INeedAnotherName · 19/06/2026 08:02

Ifitwalkslikeaduckandquacks · 19/06/2026 07:08

I dont honestly think he would care for me, I think thats why I didnt tell him & have hidden hospital appts - I knew if I told him he would be all woe is me about how it would affect HIM.

Then now is the time to leave before your health gets worse and you become totally trapped. He's been emotionally and mentally abusing you for years and once he knows you are trapped he'll start with the physical. Shaking you awake after 10 minutes was him testing you to see what abuse you will accept.
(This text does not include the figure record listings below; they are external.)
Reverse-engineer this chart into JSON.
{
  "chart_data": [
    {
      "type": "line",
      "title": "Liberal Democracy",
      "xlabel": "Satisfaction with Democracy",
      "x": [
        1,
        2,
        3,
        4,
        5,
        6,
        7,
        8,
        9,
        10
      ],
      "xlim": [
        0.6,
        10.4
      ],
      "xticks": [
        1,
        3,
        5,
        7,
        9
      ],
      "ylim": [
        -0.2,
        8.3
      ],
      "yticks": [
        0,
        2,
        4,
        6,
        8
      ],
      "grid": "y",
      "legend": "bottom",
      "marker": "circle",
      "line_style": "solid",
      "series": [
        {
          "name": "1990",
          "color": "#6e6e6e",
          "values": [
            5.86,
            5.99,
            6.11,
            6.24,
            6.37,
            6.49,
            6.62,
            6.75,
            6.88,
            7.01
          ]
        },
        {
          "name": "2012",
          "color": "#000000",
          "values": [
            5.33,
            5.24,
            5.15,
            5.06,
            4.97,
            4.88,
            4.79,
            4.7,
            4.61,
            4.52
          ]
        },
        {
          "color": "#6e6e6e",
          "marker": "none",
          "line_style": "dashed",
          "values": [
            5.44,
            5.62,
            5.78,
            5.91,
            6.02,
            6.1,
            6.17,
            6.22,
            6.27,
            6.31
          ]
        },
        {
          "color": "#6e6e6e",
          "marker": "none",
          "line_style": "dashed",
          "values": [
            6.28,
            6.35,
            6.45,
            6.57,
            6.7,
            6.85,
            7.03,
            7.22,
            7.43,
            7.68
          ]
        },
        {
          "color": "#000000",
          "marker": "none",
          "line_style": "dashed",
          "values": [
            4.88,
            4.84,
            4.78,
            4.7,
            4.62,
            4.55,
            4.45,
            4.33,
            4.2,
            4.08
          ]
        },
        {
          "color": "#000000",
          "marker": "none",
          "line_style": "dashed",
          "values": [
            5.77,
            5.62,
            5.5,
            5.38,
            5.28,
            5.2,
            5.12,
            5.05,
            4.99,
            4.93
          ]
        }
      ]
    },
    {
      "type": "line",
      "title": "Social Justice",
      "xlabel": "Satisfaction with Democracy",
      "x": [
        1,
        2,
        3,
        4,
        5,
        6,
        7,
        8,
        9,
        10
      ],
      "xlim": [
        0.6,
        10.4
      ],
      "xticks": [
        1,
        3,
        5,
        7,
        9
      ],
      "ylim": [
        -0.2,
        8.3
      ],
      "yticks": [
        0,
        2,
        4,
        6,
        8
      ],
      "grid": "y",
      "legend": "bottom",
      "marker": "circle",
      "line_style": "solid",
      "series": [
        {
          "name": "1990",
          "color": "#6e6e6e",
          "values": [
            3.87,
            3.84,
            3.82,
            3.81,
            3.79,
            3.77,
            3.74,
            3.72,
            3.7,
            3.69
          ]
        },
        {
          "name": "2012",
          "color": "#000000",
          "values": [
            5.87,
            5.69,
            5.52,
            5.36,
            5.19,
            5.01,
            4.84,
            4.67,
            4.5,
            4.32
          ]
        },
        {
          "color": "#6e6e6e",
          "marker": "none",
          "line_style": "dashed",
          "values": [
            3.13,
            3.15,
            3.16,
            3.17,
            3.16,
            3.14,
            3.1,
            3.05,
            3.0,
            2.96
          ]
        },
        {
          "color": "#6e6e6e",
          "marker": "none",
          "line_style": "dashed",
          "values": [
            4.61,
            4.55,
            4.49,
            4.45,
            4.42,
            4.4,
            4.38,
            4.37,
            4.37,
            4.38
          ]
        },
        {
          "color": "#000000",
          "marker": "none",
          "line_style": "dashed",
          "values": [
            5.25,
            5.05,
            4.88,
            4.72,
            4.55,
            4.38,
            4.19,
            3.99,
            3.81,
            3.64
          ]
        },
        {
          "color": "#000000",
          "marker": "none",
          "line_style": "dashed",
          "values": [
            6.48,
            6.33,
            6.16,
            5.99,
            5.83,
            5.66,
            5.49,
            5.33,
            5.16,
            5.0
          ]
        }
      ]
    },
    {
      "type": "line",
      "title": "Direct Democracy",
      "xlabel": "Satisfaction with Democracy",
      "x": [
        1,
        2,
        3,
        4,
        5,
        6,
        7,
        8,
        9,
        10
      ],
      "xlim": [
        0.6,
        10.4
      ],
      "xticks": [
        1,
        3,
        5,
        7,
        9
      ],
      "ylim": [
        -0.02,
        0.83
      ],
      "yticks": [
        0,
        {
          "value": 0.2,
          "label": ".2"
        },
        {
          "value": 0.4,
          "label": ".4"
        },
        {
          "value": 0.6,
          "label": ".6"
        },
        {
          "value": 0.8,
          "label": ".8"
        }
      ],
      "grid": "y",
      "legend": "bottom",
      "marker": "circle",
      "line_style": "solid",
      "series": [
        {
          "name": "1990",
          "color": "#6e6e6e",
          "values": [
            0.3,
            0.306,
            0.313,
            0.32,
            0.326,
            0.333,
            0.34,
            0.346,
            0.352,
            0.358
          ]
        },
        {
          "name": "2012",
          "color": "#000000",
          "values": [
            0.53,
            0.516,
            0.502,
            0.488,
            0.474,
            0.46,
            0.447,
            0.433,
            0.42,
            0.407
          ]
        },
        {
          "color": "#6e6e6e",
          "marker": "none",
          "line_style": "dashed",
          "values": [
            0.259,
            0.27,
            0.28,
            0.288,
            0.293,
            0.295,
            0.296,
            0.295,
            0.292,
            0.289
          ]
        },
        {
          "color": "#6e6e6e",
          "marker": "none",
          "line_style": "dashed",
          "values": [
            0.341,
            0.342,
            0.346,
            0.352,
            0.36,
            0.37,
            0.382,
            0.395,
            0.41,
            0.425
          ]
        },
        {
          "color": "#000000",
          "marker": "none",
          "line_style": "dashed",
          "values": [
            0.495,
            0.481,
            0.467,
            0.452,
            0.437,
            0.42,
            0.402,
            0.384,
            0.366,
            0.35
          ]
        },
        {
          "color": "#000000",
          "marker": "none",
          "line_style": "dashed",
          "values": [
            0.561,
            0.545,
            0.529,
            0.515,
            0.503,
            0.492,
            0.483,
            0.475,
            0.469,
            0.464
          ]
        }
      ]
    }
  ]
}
I have multiple health conditions and am disabled. I left after 40 years of marriage because he was already treating me worse than a dog and I knew my health would only deteriorate so it was my last chance to leave. I looked at all the blocks to leaving and put things in place so I could, whether it's financial, medical, physical, transport, cooking... there is always a way to freedom. What are your blocks?

Duvetdayneeded · 19/06/2026 08:03

Sort out your will and give solicitor the evidence so he can’t contest why you left nothing to the cheating bastard

Tel12 · 19/06/2026 08:07

Jack in the job and live life to the full. Have breaking siestas. Go sick immediately and hang around, see how he copes. He is quite frankly ridiculous.